The company, which is headquartered in London, has over 65,000 hotels in its booking system worldwide and outperformed the US market by three times last year, when the UK hotel industry was in lockdown.
Its hotels typically see 50% of business direct, 30% through OTAs and 20% through the GDS.
According to Magnuson Hotels’ CEO, Thomas Magnuson, one of the “key aspects we look at in the local marketplace is the proper positioning of the hotel”.
He said: “UK hotel owners are experienced and they continually renovate. Where we’re very successful is looking at hotels which are incorrectly positioned as economy hotels when they should be midscale hotels. In a stabilised environment the best that hotel can do is a high occupancy, low-rate strategy, which burns out the property and has high labour costs.

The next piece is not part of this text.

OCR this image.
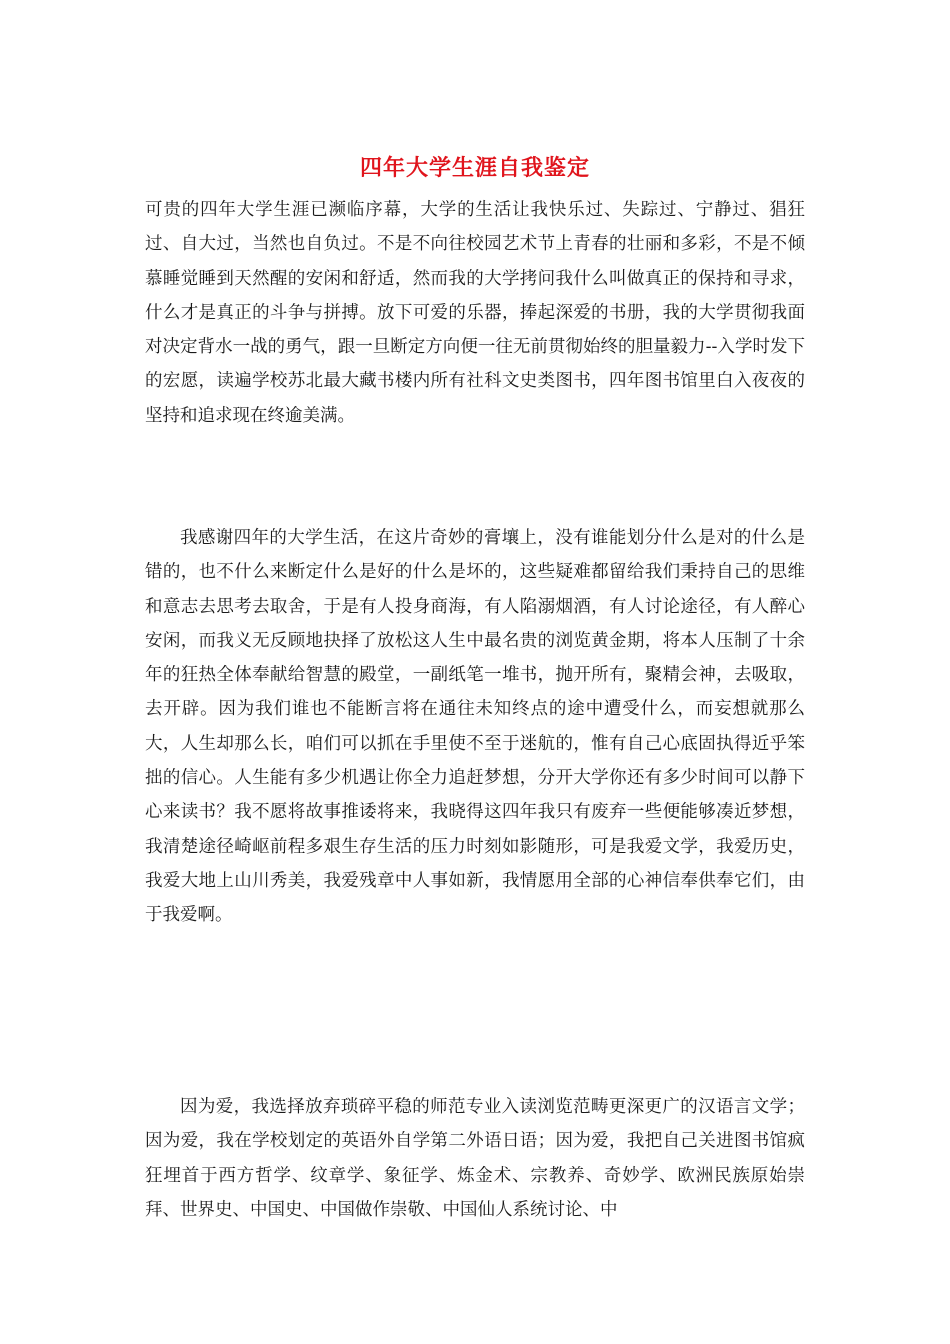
四年大学生涯自我鉴定

可贵的四年大学生涯已濒临序幕，大学的生活让我快乐过、失踪过、宁静过、猖狂过、自大过，当然也自负过。不是不向往校园艺术节上青春的壮丽和多彩，不是不倾慕睡觉睡到天然醒的安闲和舒适，然而我的大学拷问我什么叫做真正的保持和寻求，什么才是真正的斗争与拼搏。放下可爱的乐器，捧起深爱的书册，我的大学贯彻我面对决定背水一战的勇气，跟一旦断定方向便一往无前贯彻始终的胆量毅力--入学时发下的宏愿，读遍学校苏北最大藏书楼内所有社科文史类图书，四年图书馆里白入夜夜的坚持和追求现在终逾美满。

我感谢四年的大学生活，在这片奇妙的膏壤上，没有谁能划分什么是对的什么是错的，也不什么来断定什么是好的什么是坏的，这些疑难都留给我们秉持自己的思维和意志去思考去取舍，于是有人投身商海，有人陷溺烟酒，有人讨论途径，有人醉心安闲，而我义无反顾地抉择了放松这人生中最名贵的浏览黄金期，将本人压制了十余年的狂热全体奉献给智慧的殿堂，一副纸笔一堆书，抛开所有，聚精会神，去吸取，去开辟。因为我们谁也不能断言将在通往未知终点的途中遭受什么，而妄想就那么大，人生却那么长，咱们可以抓在手里使不至于迷航的，惟有自己心底固执得近乎笨拙的信心。人生能有多少机遇让你全力追赶梦想，分开大学你还有多少时间可以静下心来读书？我不愿将故事推诿将来，我晓得这四年我只有废弃一些便能够凑近梦想，我清楚途径崎岖前程多艰生存生活的压力时刻如影随形，可是我爱文学，我爱历史，我爱大地上山川秀美，我爱残章中人事如新，我情愿用全部的心神信奉供奉它们，由于我爱啊。

因为爱，我选择放弃琐碎平稳的师范专业入读浏览范畴更深更广的汉语言文学；因为爱，我在学校划定的英语外自学第二外语日语；因为爱，我把自己关进图书馆疯狂埋首于西方哲学、纹章学、象征学、炼金术、宗教养、奇妙学、欧洲民族原始崇拜、世界史、中国史、中国做作崇敬、中国仙人系统讨论、中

“What we generally do is convert properties from an incorrectly positioned and under-priced rate range to a midscale or upper-midscale product, earning another £15 to £20 of average rate. This is accomplished without a PIP, just a highly supported strategy to leverage the owner’s existing operation.”
He added: “Before the pandemic guests were moving away from the cookie-cutter brands, influenced by companies such as Airbnb, looking for more interesting experiences which allowed them to connect with the location they were visiting. This trend will continue as people return to travel and search for lodging with more character and less corporate standardisation.”
Chairman Melissa Magnuson added that the company had delayed its business model in the UK because they “had a lot to learn about the differences between the UK and US markets”.
She said: “In the UK there is an investment – savvy approach, but often there are also generations of family ownership with pride in the heritage of the hotel as well.”
The group aaid it has built on its experience last summer during the pandemic, when many owners under the Travelodge brand in the UK were given the option to change brands.
Magnuson said: “We had some interesting conversations with owners, but it was the wrong time in the pandemic for people to switch. With no guests and no clear idea of when business would resume, Travelodge landlords were reluctant to make a change. Now, with the vaccine rollout underway a return to travel in sight and, with a fresh perspective on the bottom line, owners want to maximise returns.”